We determined the MIC-2 for white and opaque C. albicans cells from each strain background exposed to 27 antifungal agents (2 squalene epoxidase inhibitors, 3 echinocandins, 9 imidazoles, 1 thiazole, 4 triazoles, 4 polyenes, and 4 others) (Table 1). Opaque cells from at least one strain background were 2-fold more sensitive to 6 drugs (anidulafungin, bifonazole, micafungin, miconazole nitrate, terbinafine hydrochloride, and voriconazole), whereas white cells from at least one strain background were 2-fold more sensitive to 2 drugs (abafungin and caspofungin) (Table 1). However, only 2 of these 8 drugs had detectable differences between cell types in both strain backgrounds (opaque cells from both were 2- to 4-fold more sensitive to terbinafine hydrochloride, and white cells from both were 2-fold more sensitive to caspofungin). We did not observe a difference in sensitivity (≥2-fold) between the two cell types for 16 drugs. The 3 remaining drugs did not affect either cell type at concentrations of 100 μM (the highest concentration tested, equivalent to 12.91 μg/ml for flucytosine, 35.28 μg/ml for griseofulvin, and 30.74 μg/ml for tolnaftate). No obvious correlation emerged between specific classes of antifungal drugs and specific cell type sensitivities.

Despite the numerous differences between white and opaque cells, the cell types had similar sensitivities to the full spectrum of antifungal agents.

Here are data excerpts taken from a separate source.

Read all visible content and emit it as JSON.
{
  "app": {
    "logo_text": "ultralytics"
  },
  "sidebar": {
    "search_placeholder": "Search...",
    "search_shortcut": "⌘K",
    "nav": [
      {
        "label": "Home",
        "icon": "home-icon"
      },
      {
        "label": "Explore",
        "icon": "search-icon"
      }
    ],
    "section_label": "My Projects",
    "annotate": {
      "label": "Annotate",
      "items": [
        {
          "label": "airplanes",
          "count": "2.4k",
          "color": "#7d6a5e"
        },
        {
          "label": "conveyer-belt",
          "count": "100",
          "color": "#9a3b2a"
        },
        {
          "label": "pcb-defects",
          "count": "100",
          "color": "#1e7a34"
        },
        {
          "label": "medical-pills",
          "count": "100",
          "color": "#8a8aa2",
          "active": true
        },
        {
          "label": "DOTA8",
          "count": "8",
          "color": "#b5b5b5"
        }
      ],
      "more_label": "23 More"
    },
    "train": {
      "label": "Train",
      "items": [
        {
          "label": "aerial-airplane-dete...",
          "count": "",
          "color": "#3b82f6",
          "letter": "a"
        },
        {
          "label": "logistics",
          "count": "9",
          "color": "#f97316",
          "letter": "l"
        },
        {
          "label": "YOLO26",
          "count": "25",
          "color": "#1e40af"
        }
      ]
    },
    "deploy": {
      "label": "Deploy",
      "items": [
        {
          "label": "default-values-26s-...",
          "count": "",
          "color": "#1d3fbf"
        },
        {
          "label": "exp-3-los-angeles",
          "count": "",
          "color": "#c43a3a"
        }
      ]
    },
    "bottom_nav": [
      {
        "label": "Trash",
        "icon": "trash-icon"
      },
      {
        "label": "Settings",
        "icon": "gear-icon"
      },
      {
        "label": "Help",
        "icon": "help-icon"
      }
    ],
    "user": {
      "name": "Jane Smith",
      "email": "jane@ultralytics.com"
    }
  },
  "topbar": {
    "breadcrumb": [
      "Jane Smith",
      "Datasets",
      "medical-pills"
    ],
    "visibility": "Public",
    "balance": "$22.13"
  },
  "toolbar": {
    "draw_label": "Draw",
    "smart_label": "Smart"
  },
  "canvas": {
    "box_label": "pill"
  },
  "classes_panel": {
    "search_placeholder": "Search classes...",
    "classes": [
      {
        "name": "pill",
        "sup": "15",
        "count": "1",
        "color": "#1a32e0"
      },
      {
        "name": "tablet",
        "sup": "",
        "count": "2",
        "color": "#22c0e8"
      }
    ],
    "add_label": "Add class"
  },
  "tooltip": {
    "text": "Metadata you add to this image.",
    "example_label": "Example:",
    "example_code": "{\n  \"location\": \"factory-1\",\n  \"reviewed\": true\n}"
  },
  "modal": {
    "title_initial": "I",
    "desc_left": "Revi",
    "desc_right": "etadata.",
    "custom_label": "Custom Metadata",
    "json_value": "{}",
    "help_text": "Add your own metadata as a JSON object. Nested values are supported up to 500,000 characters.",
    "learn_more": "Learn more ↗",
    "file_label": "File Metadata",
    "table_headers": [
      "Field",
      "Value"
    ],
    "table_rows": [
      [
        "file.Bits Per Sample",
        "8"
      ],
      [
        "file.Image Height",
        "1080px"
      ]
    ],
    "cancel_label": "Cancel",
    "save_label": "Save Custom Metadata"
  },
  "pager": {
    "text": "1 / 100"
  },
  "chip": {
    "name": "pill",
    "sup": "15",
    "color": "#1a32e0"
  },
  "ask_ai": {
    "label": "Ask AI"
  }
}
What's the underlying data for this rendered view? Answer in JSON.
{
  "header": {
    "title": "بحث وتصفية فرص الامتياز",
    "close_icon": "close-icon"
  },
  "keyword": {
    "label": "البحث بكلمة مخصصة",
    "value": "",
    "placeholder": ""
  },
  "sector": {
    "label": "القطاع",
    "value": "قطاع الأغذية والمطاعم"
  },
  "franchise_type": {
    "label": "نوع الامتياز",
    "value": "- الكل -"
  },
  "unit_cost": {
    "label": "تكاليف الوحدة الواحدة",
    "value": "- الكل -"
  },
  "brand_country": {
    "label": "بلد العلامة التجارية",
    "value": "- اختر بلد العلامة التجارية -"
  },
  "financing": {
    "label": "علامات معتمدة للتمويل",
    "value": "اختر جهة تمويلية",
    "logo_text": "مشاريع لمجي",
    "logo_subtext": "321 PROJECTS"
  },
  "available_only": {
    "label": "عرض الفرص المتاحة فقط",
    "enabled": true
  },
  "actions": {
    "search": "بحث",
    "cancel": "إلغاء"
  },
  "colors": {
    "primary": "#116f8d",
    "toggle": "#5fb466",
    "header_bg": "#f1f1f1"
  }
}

Given that the 2-fold differences observed fell within the potential variability of the assay used, we do not consider our results to indicate any significant difference in drug sensitivity between the two cell types. Furthermore, note that the differences in white-opaque sensitivities were smaller than the differences observed between the two strain backgrounds (Table 1) or between the same strain in different media conditions (data not shown). No class of antifungal drugs tested in this study showed consistent selective efficacy against either cell type. For example, white and opaque cells varied in their sensitivities to different echinocandins. These results suggest that the processes and genes that are commonly affected by antifungal drugs do not change in a meaningful way between the two cell types. Thus, the large gene expression differences between white and opaque cells (∼1,000 genes at least 2-fold and 350 genes at least 4-fold differentially regulated [8]) do not appear to affect antifungal sensitivity.